Publié le 02 février 2024

Comment fonctionne la synergie agriculture-photovoltaïsme ?

Les panneaux solaires implantés sur les cultures sont devenus très perfectionnés : ils peuvent être mobiles et orientables selon des algorithmes de pilotage qui permettent de donner de la lumière aux plantes quand elles en ont besoin. Ainsi, ils peuvent être orientés horizontalement au-dessus des cultures, les protégeant contre la chaleur le jour, mais aussi contre le gel la nuit. Ils peuvent également être orientés verticalement pour laisser la pluie arroser la culture.
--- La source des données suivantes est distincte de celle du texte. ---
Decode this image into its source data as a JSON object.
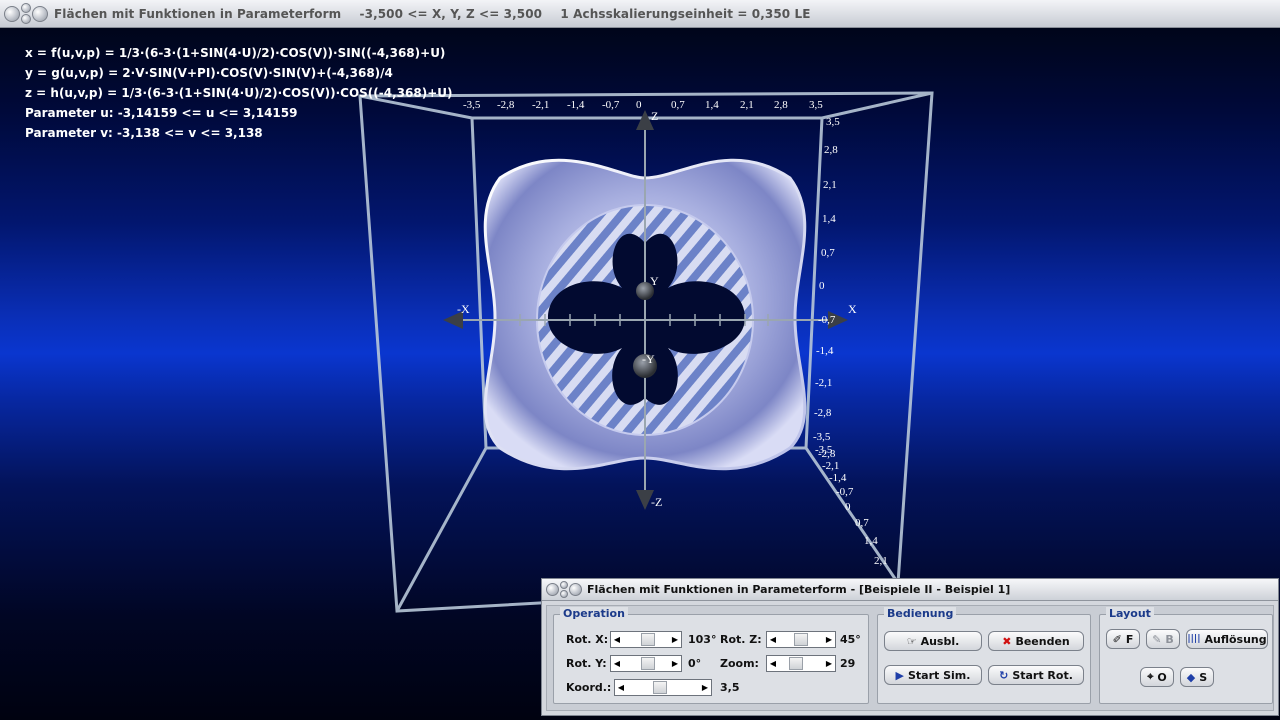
{
  "window": {
    "title": "Flächen mit Funktionen in Parameterform",
    "range": "-3,500 <= X, Y, Z <= 3,500",
    "scale": "1 Achsskalierungseinheit = 0,350 LE"
  },
  "formulas": {
    "x": "x = f(u,v,p) = 1/3·(6-3·(1+SIN(4·U)/2)·COS(V))·SIN((-4,368)+U)",
    "y": "y = g(u,v,p) = 2·V·SIN(V+PI)·COS(V)·SIN(V)+(-4,368)/4",
    "z": "z = h(u,v,p) = 1/3·(6-3·(1+SIN(4·U)/2)·COS(V))·COS((-4,368)+U)",
    "param_u": "Parameter u: -3,14159 <= u <= 3,14159",
    "param_v": "Parameter v: -3,138 <= v <= 3,138"
  },
  "axes": {
    "x_label": "X",
    "neg_x_label": "-X",
    "y_label": "Y",
    "neg_y_label": "-Y",
    "z_label": "Z",
    "neg_z_label": "-Z",
    "top_ticks": [
      "-3,5",
      "-2,8",
      "-2,1",
      "-1,4",
      "-0,7",
      "0",
      "0,7",
      "1,4",
      "2,1",
      "2,8",
      "3,5"
    ],
    "right_ticks": [
      "3,5",
      "2,8",
      "2,1",
      "1,4",
      "0,7",
      "0",
      "-0,7",
      "-1,4",
      "-2,1",
      "-2,8",
      "-3,5"
    ],
    "depth_ticks": [
      "-3,5",
      "-2,8",
      "-2,1",
      "-1,4",
      "-0,7",
      "0",
      "0,7",
      "1,4",
      "2,1"
    ]
  },
  "panel": {
    "title": "Flächen mit Funktionen in Parameterform - [Beispiele II - Beispiel 1]",
    "operation": {
      "label": "Operation",
      "rot_x_label": "Rot. X:",
      "rot_x_value": "103°",
      "rot_y_label": "Rot. Y:",
      "rot_y_value": "0°",
      "rot_z_label": "Rot. Z:",
      "rot_z_value": "45°",
      "zoom_label": "Zoom:",
      "zoom_value": "29",
      "koord_label": "Koord.:",
      "koord_value": "3,5"
    },
    "bedienung": {
      "label": "Bedienung",
      "ausbl": "Ausbl.",
      "beenden": "Beenden",
      "start_sim": "Start Sim.",
      "start_rot": "Start Rot."
    },
    "layout": {
      "label": "Layout",
      "f": "F",
      "b": "B",
      "aufloesung": "Auflösung",
      "o": "O",
      "s": "S"
    }
  },
  "colors": {
    "accent": "#1b3a8a",
    "close_red": "#d01010",
    "play_blue": "#1f3fa8"
  }
}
La structure porteuse peut soutenir des filets anti-grêle ou anti-insectes, ou servir de support pour installer des systèmes d’irrigation ou des palissages pour les arbres fruitiers. Les économies d’irrigation peuvent aller jusqu’à 30 %. En outre, les installations sont réversibles, les structures sont ancrées par des pieux métalliques enfoncés dans le sol et facilement extractibles en fin de projet. Les analyses de cycle de vie réalisées dans le monde sont favorables, l’empreinte carbone liée à la fabrication des structures étant compensée par la production d’électricité décarbonée au bout de 3 à 5 ans environ, alors que la durée de vie des installations est de 25 à 40 ans. Cette synergie agriculture-photovoltaïsme dépend cependant d’un équilibre lié à la densité des panneaux qui ne doivent pas faire trop d’ombre.

Quelles sont les conditions de la synergie ?
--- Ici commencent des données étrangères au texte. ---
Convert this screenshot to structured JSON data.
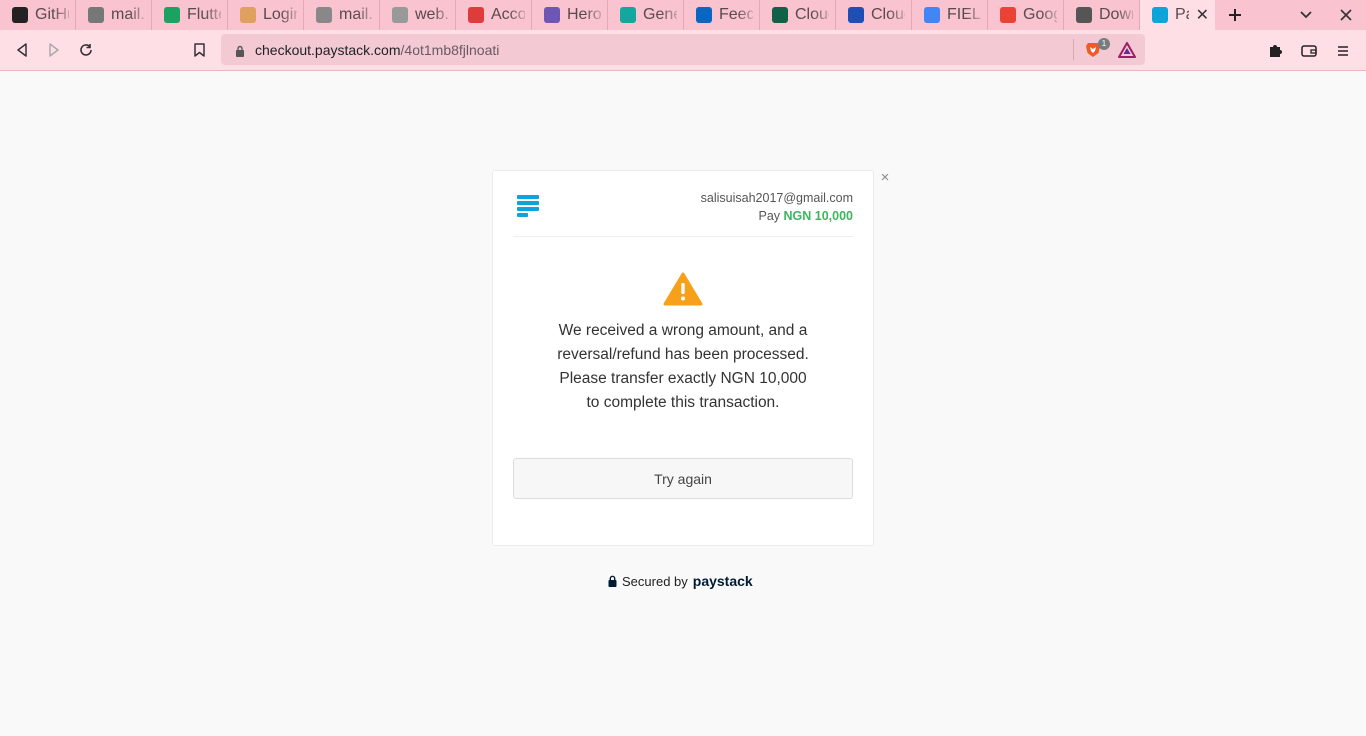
{
  "browser": {
    "tabs": [
      {
        "label": "GitHu",
        "icon": "github-icon",
        "color": "#222222",
        "active": false
      },
      {
        "label": "mail.c",
        "icon": "globe-icon",
        "color": "#777777",
        "active": false
      },
      {
        "label": "Flutte",
        "icon": "flutterwave-icon",
        "color": "#1aa260",
        "active": false
      },
      {
        "label": "Login",
        "icon": "leaf-icon",
        "color": "#e0a060",
        "active": false
      },
      {
        "label": "mail.g",
        "icon": "gmail-icon",
        "color": "#888888",
        "active": false
      },
      {
        "label": "web.f",
        "icon": "facebook-icon",
        "color": "#999999",
        "active": false
      },
      {
        "label": "Accou",
        "icon": "account-icon",
        "color": "#e03b3b",
        "active": false
      },
      {
        "label": "Herok",
        "icon": "heroku-icon",
        "color": "#6f55b4",
        "active": false
      },
      {
        "label": "Gener",
        "icon": "diamond-icon",
        "color": "#13a89e",
        "active": false
      },
      {
        "label": "Feed",
        "icon": "linkedin-icon",
        "color": "#0a66c2",
        "active": false
      },
      {
        "label": "Cloud",
        "icon": "mongodb-icon",
        "color": "#116149",
        "active": false
      },
      {
        "label": "Cloud",
        "icon": "cloud-icon",
        "color": "#1f4fb5",
        "active": false
      },
      {
        "label": "FIELD",
        "icon": "docs-icon",
        "color": "#4285f4",
        "active": false
      },
      {
        "label": "Goog",
        "icon": "google-icon",
        "color": "#ea4335",
        "active": false
      },
      {
        "label": "Down",
        "icon": "download-icon",
        "color": "#555555",
        "active": false
      },
      {
        "label": "Pay",
        "icon": "paystack-icon",
        "color": "#0ba4db",
        "active": true
      }
    ],
    "url": {
      "host": "checkout.paystack.com",
      "path": "/4ot1mb8fjlnoati"
    },
    "shields_badge": "1"
  },
  "checkout": {
    "email": "salisuisah2017@gmail.com",
    "pay_label": "Pay",
    "amount": "NGN 10,000",
    "message": "We received a wrong amount, and a reversal/refund has been processed. Please transfer exactly NGN 10,000 to complete this transaction.",
    "try_again": "Try again",
    "close": "×"
  },
  "footer": {
    "secured_by": "Secured by",
    "brand": "paystack"
  },
  "colors": {
    "accent_green": "#3bb75e",
    "paystack_blue": "#0ba4db",
    "warning_orange": "#f7a11b",
    "tabstrip_bg": "#f9c3cf",
    "toolbar_bg": "#ffdfe6"
  }
}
Trop de panneaux pénalisent la culture en apportant trop d’ombre. Il faut dans l’idéal ne pas dépasser 20 % de couverture du sol (2 000 m² de panneaux par hectare) si on veut maintenir un rendement agricole normal 1. Or, les considérations économiques poussent les opérateurs à installer plus de panneaux. Il y a une forte asymétrie entre les bénéfices très élevés de la production électrique et ceux de la production agricole 2
Le coût de l’installation, très élevé, est en général pris en charge par l’opérateur d’électricité, qui en recueille aussi les bénéfices. L’agriculteur est rémunéré par les avantages agronomiques induits par la structure, en termes d’augmentation de la production (protection contre les aléas climatiques, économies opérationnelles, etc.). 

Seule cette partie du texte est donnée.